Die Konzertsaal-Stradivari

Der Reitstadel in Neumarkt ist ein Geheimtipp für Klassikfreunde: Die Künstler sind durchweg Stars, die Akustik ist Weltklasse

02.10.2020 | Stand 23.09.2023, 14:32 Uhr
Countertenor Philippe Jaroussky (oben) schwärmt von dem Konzertsaal im Reitstadel, Klarinettist Jörg Widmann und Pianist András Schiff spielen dort Werke von Johannes Brahms auf CD ein. Das hochkarätige Programm gestaltet Ernst-Herbert Pfleiderer (rechts). −Foto: Gehrmann, Etzold, Distler

Neumarkt - Um plastische Worte ist der Unternehmer und Konzertveranstalter Ernst-Herbert Pfleiderer (77) nicht verlegen: "Da bekam der Oberbürgermeister Hosenflattern", erzählt er.

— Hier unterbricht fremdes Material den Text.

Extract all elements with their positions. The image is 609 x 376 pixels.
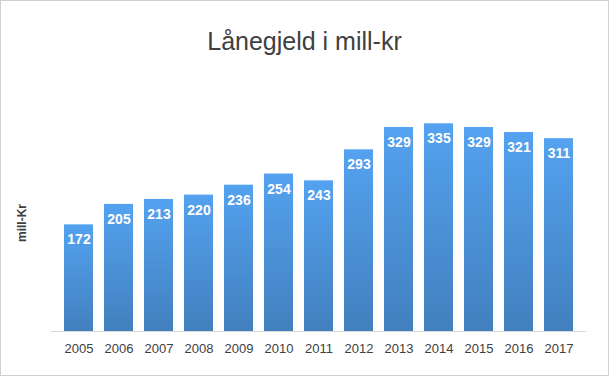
svg-text:205: 205 [107, 211, 131, 227]
svg-text:2011: 2011 [305, 341, 333, 356]
svg-text:2014: 2014 [425, 341, 454, 356]
svg-text:172: 172 [67, 231, 91, 247]
svg-text:220: 220 [187, 202, 211, 218]
svg-text:254: 254 [267, 181, 291, 197]
svg-text:2006: 2006 [105, 341, 134, 356]
svg-text:293: 293 [347, 156, 371, 172]
svg-text:243: 243 [307, 187, 331, 203]
svg-text:2008: 2008 [185, 341, 214, 356]
svg-text:213: 213 [147, 206, 171, 222]
svg-text:2015: 2015 [465, 341, 494, 356]
svg-text:335: 335 [427, 130, 451, 146]
svg-text:2007: 2007 [145, 341, 174, 356]
svg-text:329: 329 [467, 134, 491, 150]
svg-text:2010: 2010 [265, 341, 294, 356]
svg-text:2012: 2012 [345, 341, 374, 356]
svg-text:2005: 2005 [65, 341, 94, 356]
svg-text:2013: 2013 [385, 341, 414, 356]
svg-text:2009: 2009 [225, 341, 254, 356]
svg-text:329: 329 [387, 134, 411, 150]
svg-text:321: 321 [507, 139, 531, 155]
svg-text:2017: 2017 [545, 341, 574, 356]
html-text:Lånegjeld i mill-kr: Lånegjeld i mill-kr [207, 27, 402, 55]
svg-text:2016: 2016 [505, 341, 534, 356]
svg-text:311: 311 [548, 145, 571, 161]
svg-text:mill-Kr: mill-Kr [15, 204, 29, 242]
svg-text:236: 236 [227, 192, 251, 208]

Gemeint war Kurt Romstöck, der wie so viele Neumarkter total überrascht war 1981 bei der Einweihung des Reitstadels in Neumarkt. Erwartet wurde ein normaler Konzertsaal, wie er einer 40 000-Einwohner-Kreisstadt angemessen wäre. Bekommen haben die verblüfften Bürger eine Art Konzertsaal-Stradivari. Denn die Akustik in dem kunstvoll gestalteten Saal ist schier überwältigend. "Das ist einer der drei besten Kammermusiksäle Europas", sagt Pfleiderer selbstbewusst.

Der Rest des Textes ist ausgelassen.